When García Márquez received the Nobel Prize in 1982, the Swedish Academy highlighted the significance of “his novels and short stories, in which the fantastic and the realistic are combined in a richly composed world of imagination, reflecting a continent’s life and conflicts.” (Nobelprize.org) However, one of the most significant aspects highlighted by the Swedish Academy in order to understand his legacy and impact in the international cultural arena are García Márquez’ trajectory as a writer and his social and political commitments. It is noteworthy that his work has triggered all sorts of approaches from the most disparate positions and perspectives.

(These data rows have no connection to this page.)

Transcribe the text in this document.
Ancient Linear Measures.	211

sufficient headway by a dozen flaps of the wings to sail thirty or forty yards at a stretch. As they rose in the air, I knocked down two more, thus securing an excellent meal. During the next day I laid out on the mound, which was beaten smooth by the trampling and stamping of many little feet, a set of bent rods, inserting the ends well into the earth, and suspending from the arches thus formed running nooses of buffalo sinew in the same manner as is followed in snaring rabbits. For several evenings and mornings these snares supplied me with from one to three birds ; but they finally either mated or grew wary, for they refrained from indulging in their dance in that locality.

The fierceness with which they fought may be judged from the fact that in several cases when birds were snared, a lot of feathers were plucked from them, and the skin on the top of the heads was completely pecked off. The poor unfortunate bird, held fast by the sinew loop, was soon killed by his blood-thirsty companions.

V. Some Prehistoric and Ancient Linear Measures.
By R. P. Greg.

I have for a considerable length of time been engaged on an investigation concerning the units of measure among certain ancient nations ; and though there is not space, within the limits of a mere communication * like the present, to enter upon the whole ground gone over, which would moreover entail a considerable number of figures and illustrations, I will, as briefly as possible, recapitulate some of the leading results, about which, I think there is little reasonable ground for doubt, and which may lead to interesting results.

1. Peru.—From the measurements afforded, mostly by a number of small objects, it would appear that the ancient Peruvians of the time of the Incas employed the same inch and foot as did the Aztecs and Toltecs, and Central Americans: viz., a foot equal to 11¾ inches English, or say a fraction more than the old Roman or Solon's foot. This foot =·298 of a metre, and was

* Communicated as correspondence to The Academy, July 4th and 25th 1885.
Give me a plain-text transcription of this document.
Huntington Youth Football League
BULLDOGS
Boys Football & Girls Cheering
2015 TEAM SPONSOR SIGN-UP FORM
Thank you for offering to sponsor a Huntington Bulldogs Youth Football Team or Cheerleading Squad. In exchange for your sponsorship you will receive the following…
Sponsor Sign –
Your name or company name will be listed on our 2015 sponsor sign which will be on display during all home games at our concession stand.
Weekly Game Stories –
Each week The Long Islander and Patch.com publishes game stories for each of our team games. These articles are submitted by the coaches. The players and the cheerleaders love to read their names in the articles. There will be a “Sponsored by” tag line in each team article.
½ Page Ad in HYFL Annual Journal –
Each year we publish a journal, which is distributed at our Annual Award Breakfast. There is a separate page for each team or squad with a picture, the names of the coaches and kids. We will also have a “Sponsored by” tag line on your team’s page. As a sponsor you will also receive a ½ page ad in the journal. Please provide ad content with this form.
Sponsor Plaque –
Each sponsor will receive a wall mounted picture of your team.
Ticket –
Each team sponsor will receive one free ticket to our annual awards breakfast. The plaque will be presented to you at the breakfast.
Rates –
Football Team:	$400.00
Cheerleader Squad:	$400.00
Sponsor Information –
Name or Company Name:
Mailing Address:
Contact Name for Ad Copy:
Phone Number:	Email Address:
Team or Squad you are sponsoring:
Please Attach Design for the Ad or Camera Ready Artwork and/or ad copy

One paradigmatic example is the perspective from Vera Szeckacs, García Márquez’s translator to Hungarian, who established an analogy between Macondo and Hungry in their equally bloody history, shared peripheral condition underlined by the permanent waiting for “progress,” and their solitude. García Márquez’s literary production has been compared with all possible books, musicals, colonial chronicles, plays, and world nations. However, I agree with García Márquez when he once stated irreverently or sarcastically that no literary critic would ever be able to transmit the real vision of One Hundred Years of Solitude until he or she rejects the most evident premise that the novel lacks completely of seriousness. It will be of course the task of his readers to determine the accuracy of this statement. In the meantime we will rejoice reading one of the most engaging and beautiful writers of the past century.